A
break in Portugal with friends had reduced my nerves to tatters. The weather
had been perfect, the food and wine sublime - but the poker was a disaster.
After a week of being taken apart, it felt like time for - well, a holiday. So
it was back to the (Mac-friendly) PokerRoom.com site and its $1 buy-in
single-table knockout "turbo" hold-'em tournaments for some
confidence-building. Ten players "sit down" and the last two split the prize:
$7 for the winner, $3 for the runner-up. With turbo games, the antes go up
every three minutes, and games last roughly half an hour (about 40 hands).
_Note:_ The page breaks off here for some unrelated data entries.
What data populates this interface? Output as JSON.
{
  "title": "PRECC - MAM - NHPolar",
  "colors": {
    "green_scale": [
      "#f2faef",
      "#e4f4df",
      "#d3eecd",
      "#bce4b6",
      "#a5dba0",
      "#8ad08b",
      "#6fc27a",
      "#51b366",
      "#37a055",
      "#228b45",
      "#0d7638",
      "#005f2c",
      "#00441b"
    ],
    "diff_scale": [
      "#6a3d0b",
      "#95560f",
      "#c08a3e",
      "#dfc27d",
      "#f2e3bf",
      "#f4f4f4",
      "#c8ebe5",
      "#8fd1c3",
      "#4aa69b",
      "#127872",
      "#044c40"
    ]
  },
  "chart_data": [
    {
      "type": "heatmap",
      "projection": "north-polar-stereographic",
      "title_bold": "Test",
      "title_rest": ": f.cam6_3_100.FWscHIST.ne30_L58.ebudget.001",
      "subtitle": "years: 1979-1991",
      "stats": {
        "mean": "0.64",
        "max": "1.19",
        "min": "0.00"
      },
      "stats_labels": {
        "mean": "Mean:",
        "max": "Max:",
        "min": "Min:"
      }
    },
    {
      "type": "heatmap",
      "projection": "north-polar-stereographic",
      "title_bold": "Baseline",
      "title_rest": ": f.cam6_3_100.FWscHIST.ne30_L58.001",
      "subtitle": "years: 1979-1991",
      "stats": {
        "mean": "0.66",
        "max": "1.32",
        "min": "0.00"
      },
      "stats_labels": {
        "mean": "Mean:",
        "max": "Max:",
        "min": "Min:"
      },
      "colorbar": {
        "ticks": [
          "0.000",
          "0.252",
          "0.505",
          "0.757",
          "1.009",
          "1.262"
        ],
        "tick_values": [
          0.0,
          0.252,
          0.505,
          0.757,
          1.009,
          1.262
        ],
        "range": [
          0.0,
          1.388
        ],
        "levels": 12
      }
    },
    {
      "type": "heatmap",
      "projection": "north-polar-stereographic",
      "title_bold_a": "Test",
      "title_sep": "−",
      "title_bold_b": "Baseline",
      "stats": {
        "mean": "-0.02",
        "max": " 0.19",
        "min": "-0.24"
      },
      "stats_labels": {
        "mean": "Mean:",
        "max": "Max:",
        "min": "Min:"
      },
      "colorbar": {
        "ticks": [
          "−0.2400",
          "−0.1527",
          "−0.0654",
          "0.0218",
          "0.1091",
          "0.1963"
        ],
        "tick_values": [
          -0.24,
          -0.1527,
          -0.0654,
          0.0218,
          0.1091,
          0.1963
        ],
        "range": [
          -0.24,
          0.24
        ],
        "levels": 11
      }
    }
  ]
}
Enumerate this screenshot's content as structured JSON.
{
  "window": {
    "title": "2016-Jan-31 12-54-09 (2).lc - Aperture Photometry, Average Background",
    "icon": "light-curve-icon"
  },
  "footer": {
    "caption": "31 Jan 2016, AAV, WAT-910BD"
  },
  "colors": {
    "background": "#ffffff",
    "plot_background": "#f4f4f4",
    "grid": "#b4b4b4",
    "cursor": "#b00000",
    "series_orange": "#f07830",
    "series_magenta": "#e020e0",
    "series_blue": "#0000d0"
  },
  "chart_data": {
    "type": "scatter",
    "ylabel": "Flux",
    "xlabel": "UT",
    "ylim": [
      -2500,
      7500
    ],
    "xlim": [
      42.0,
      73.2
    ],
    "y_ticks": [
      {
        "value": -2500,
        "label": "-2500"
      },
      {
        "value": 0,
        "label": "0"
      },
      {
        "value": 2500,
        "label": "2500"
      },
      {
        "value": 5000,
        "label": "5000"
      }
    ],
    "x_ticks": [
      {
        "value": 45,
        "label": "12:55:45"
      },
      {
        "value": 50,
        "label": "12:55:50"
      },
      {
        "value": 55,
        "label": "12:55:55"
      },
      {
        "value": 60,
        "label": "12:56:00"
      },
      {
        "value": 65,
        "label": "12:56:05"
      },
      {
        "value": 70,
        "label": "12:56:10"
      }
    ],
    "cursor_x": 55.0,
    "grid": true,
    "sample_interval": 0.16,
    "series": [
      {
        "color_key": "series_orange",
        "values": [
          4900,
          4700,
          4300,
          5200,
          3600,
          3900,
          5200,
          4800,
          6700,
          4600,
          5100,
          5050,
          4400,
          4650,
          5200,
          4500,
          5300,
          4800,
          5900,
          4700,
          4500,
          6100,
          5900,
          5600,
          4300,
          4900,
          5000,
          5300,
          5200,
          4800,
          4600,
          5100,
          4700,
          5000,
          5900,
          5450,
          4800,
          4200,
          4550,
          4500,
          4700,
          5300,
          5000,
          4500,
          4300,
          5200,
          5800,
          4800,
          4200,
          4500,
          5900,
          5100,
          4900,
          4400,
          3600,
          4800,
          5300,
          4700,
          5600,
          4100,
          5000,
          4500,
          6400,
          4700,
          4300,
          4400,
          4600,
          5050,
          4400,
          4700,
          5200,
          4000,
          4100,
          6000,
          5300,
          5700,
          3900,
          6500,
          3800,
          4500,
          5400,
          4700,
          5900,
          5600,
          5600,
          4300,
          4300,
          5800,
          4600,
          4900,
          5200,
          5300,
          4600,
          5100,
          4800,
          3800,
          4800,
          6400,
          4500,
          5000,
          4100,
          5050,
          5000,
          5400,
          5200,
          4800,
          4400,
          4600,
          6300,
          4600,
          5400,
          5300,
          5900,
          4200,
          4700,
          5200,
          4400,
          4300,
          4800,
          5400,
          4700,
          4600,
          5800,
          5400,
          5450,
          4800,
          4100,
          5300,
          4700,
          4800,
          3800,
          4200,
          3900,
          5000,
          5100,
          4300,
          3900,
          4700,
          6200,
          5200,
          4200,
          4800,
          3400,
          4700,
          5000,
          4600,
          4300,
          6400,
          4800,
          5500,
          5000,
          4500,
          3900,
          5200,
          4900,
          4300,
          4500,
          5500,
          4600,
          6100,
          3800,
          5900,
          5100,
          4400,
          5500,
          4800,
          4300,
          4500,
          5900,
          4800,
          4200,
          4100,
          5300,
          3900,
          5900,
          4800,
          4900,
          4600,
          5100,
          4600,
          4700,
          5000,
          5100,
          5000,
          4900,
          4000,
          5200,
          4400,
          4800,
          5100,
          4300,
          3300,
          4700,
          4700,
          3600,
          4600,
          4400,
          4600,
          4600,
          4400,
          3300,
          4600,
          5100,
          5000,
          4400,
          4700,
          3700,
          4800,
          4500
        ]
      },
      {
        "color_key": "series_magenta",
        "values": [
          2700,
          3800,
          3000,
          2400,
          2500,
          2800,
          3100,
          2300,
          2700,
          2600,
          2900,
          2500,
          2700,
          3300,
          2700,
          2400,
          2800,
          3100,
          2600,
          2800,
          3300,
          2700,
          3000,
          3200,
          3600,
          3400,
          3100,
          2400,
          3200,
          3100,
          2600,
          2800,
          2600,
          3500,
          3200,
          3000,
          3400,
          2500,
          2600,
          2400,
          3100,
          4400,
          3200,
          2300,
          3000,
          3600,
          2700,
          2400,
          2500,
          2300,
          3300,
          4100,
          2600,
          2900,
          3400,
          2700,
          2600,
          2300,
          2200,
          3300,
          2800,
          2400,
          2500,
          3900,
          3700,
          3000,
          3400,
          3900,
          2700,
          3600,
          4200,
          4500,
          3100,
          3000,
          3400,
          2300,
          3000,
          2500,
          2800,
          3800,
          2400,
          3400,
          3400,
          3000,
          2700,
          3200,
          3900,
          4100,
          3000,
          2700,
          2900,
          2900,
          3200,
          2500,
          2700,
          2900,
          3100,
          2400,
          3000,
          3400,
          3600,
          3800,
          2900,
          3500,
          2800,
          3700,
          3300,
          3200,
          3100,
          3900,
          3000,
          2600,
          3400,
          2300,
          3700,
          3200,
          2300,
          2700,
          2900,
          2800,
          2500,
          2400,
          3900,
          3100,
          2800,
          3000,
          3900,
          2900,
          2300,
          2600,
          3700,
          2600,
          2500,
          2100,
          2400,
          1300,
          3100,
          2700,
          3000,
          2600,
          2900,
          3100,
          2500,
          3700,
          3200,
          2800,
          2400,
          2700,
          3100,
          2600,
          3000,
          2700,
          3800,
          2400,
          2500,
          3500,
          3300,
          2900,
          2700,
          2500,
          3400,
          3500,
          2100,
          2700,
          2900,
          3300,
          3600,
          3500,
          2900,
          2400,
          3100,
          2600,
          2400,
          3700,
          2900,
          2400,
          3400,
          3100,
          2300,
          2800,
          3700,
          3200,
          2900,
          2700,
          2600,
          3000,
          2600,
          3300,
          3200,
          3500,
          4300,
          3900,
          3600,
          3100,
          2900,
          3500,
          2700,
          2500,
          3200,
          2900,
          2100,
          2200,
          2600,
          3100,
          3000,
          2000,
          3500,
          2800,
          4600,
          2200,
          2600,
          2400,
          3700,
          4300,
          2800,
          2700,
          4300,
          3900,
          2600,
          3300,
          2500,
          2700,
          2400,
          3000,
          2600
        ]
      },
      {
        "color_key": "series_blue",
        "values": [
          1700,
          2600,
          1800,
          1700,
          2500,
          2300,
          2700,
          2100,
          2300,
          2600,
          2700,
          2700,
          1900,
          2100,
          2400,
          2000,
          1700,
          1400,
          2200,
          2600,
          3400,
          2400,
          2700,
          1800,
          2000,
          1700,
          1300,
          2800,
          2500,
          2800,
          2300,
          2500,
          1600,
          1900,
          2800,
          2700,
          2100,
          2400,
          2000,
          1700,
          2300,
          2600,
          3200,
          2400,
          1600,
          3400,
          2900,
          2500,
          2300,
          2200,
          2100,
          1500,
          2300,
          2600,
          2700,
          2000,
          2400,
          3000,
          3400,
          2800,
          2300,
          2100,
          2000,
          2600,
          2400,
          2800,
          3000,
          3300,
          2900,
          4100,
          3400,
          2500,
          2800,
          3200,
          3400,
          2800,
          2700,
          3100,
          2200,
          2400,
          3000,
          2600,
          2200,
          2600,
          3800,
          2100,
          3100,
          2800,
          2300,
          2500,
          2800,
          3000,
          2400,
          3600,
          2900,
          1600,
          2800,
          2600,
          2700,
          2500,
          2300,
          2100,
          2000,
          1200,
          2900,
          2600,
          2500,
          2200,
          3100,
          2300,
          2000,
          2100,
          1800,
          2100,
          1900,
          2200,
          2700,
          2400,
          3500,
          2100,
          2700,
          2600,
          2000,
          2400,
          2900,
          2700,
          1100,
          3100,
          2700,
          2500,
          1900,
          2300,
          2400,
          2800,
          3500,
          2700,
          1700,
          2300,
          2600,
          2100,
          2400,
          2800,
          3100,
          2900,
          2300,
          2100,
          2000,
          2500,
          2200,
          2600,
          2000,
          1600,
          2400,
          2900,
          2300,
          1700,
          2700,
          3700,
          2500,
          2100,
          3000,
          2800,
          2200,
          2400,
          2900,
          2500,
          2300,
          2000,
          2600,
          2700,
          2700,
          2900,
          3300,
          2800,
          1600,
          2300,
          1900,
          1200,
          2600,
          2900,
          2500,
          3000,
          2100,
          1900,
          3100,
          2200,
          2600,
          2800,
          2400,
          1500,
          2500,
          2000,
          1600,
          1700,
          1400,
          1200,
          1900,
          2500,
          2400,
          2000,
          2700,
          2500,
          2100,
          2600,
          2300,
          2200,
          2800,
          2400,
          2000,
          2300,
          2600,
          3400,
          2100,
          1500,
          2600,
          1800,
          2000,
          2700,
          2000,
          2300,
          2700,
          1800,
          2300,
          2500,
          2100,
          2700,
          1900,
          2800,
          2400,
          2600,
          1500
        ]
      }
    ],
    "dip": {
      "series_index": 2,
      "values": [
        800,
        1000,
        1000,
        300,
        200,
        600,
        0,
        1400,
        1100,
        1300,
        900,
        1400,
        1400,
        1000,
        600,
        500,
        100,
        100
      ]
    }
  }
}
And
with one starting every few seconds, you just log on, sign up, and off you
go.
Some fellow players weren't keen on this
new direction. "It's like blitz chess," they said. "It's all about obvious
moves." They have a point; you're unlikely to find yourself tangling with the
poker aristocracy - though it's no place for rookies.
In turbo games, an
edge of recklessness is vital. For those of us who tend to be overcautious, it
can be liberating. Always, though, sit back for the first couple of hands and
let the kamikaze players self-destruct. And then look for people who just want
as much play as they can get for their buy-in, and bully them. Usually it boils
down to you and a couple of other decent players.
It's astonishing, in
fact, how many solid players you find at this end of the poker spectrum; the
days of easy online pickings are long gone. But if you just need some TLC at
the baize, there are worse places. Portugal for one.